Hess: It sounds like you’re saying, in general, Democrats are actually more supportive of charters than Republicans—is that what I’m hearing?
Rees: I’m saying there is strong bipartisan support for charter schools, particularly among parents. Black and Latino Democratic voters are overwhelmingly strong charter supporters; in fact, they are the strongest. All types of Republicans are supporters and, among lawmakers, we do have more Republican than Democratic champions. But the major point I am trying to make is that, on balance, charter schools have more supporters than detractors, period. This is not a Republican or Democrat issue. This is an American issue.
Hess: You mentioned a moment ago that states are enacting charter-friendly legislation. Can you give me a few examples?

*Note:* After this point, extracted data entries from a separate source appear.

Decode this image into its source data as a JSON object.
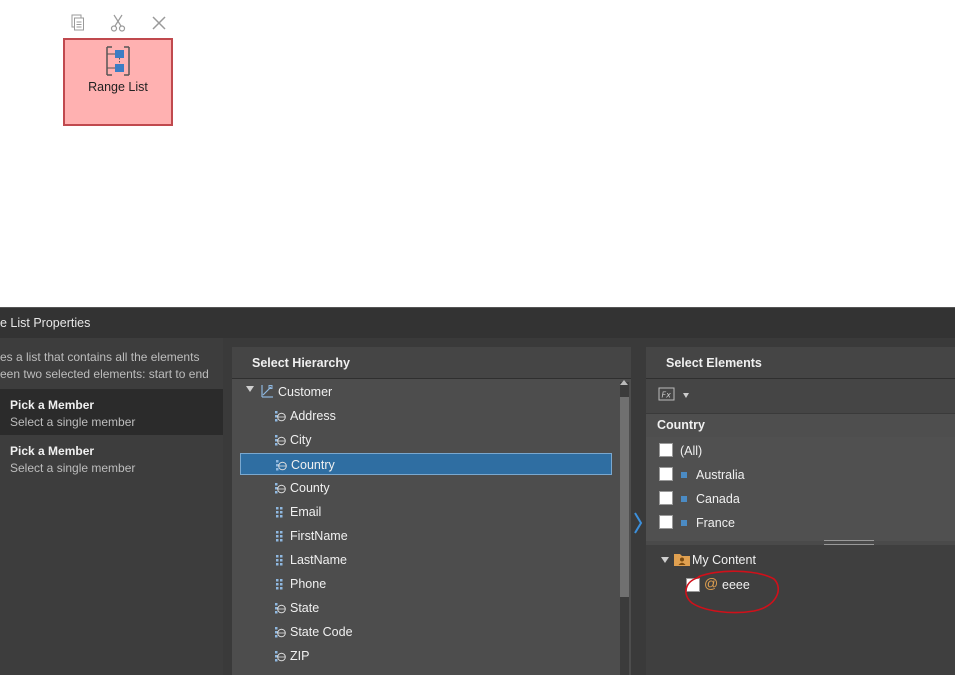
{
  "toolbar": {
    "copy_icon": "copy-icon",
    "cut_icon": "scissors-icon",
    "close_icon": "close-icon"
  },
  "tile": {
    "label": "Range List",
    "icon": "range-list-icon",
    "background": "#ffb1b1",
    "border": "#c0494e"
  },
  "panel": {
    "title": "e List Properties",
    "description_line1": "es a list that contains all the elements",
    "description_line2": "een two selected elements: start to end",
    "members": [
      {
        "title": "Pick a Member",
        "subtitle": "Select a single member",
        "selected": true
      },
      {
        "title": "Pick a Member",
        "subtitle": "Select a single member",
        "selected": false
      }
    ]
  },
  "hierarchy": {
    "header": "Select Hierarchy",
    "root": "Customer",
    "levels": [
      "Address",
      "City",
      "Country",
      "County",
      "Email",
      "FirstName",
      "LastName",
      "Phone",
      "State",
      "State Code",
      "ZIP"
    ],
    "selected": "Country",
    "selection_color": "#2f6ea2"
  },
  "elements": {
    "header": "Select Elements",
    "fx_icon": "fx-icon",
    "level_name": "Country",
    "items": [
      "(All)",
      "Australia",
      "Canada",
      "France"
    ],
    "my_content": "My Content",
    "content_item": "eeee",
    "annotation_color": "#d0101a"
  }
}
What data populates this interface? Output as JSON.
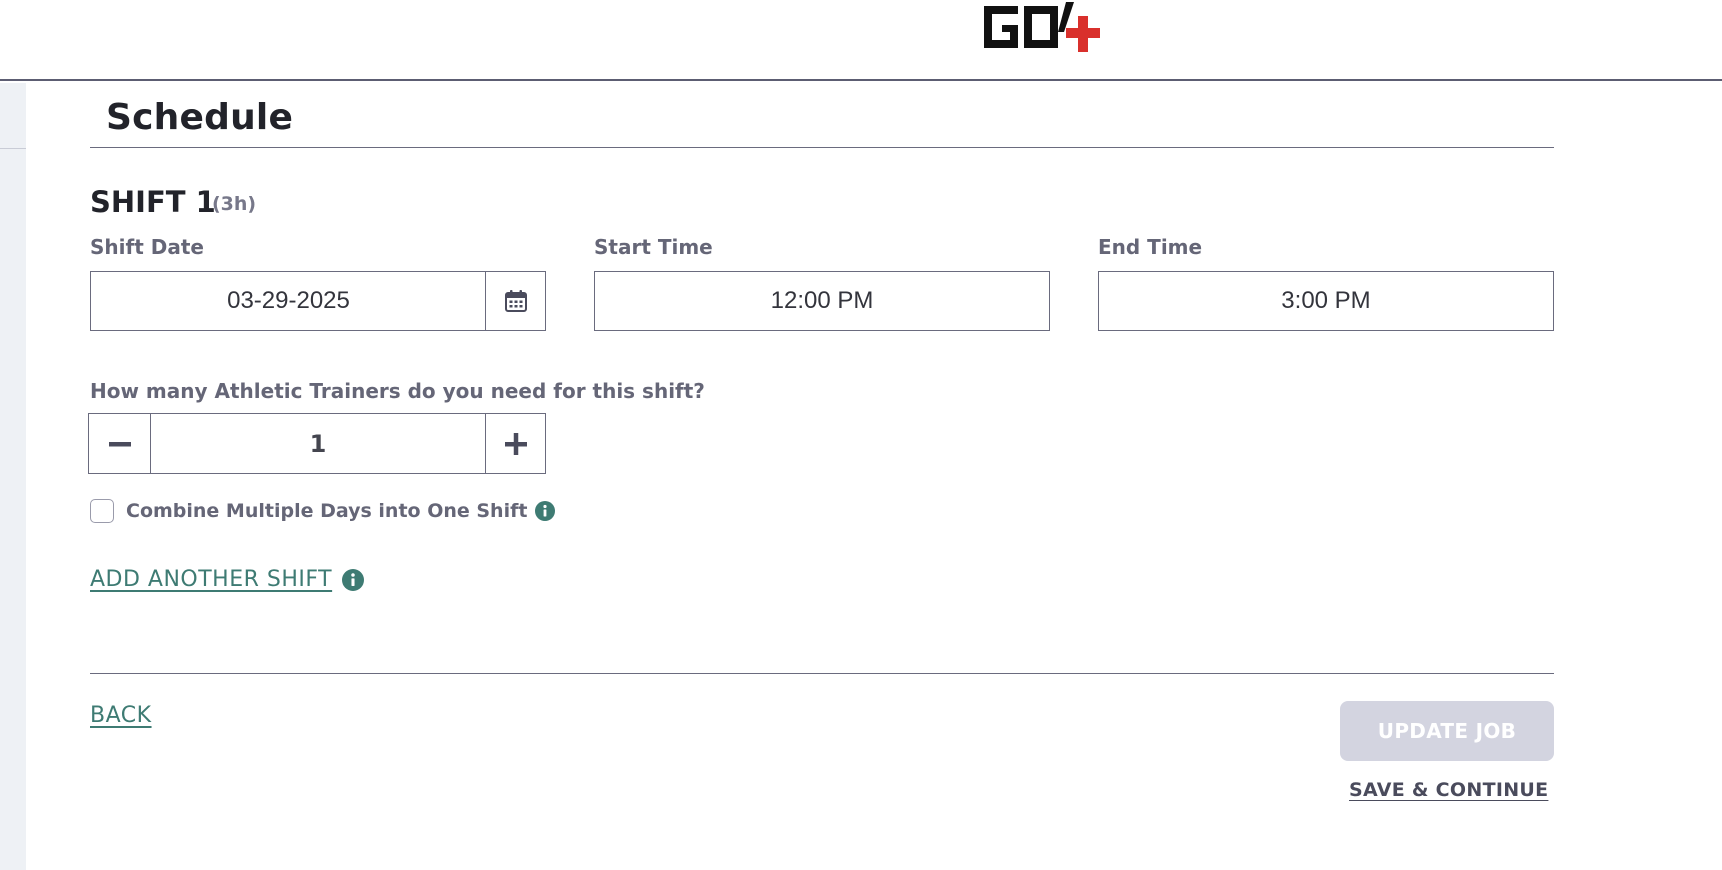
{
  "header": {
    "logo_text": "GO4"
  },
  "schedule": {
    "title": "Schedule",
    "shift": {
      "heading": "SHIFT 1",
      "duration": "(3h)",
      "date_label": "Shift Date",
      "date_value": "03-29-2025",
      "start_label": "Start Time",
      "start_value": "12:00 PM",
      "end_label": "End Time",
      "end_value": "3:00 PM"
    },
    "trainers_question": "How many Athletic Trainers do you need for this shift?",
    "trainers_count": "1",
    "combine_label": "Combine Multiple Days into One Shift",
    "combine_checked": false,
    "add_shift_label": "ADD ANOTHER SHIFT"
  },
  "footer": {
    "back_label": "BACK",
    "update_label": "UPDATE JOB",
    "save_label": "SAVE & CONTINUE"
  },
  "colors": {
    "accent_teal": "#3e7b73",
    "logo_red": "#d9302c",
    "disabled_button": "#d3d4e0",
    "label_gray": "#656677"
  },
  "icons": {
    "calendar": "calendar-icon",
    "minus": "minus-icon",
    "plus": "plus-icon",
    "info": "info-icon"
  }
}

Rees: Recent laws passed in Georgia and Indiana will bring facilities and funding equity for existing charters. Iowa, West Virginia, and Wyoming have improved charter school laws by establishing statewide authorizers to allow for rapid expansion and more opportunities for families. We were also pleased to see the steadfast support of Governor Dan McKee of Rhode Island to protect the state from a charter moratorium.
Hess: Looking back over the decades, what would you say are the biggest things the charter movement has gotten wrong and right?
Rees: Our sector has demonstrated that the achievement gap can be closed, and it has effectively disrupted the public education system, but we need to be better storytellers. We have often relied on policy wonks and researchers to convey the benefits of charter schools and successes of our children and teachers, while forgetting to leverage the voices and stories of our communities. We will continue lifting students and school leaders like our 30 Under 30 Changemakers to show the country what public charters are and can do for all students, and especially our Black, Brown, and underserved students. There simply is no other education model that works as well as a high-performing charter school when serving students who have struggled academically or are members of underrepresented communities. That’s what truly matters, and that’s what we need to communicate.
This interview has been edited and condensed for clarity.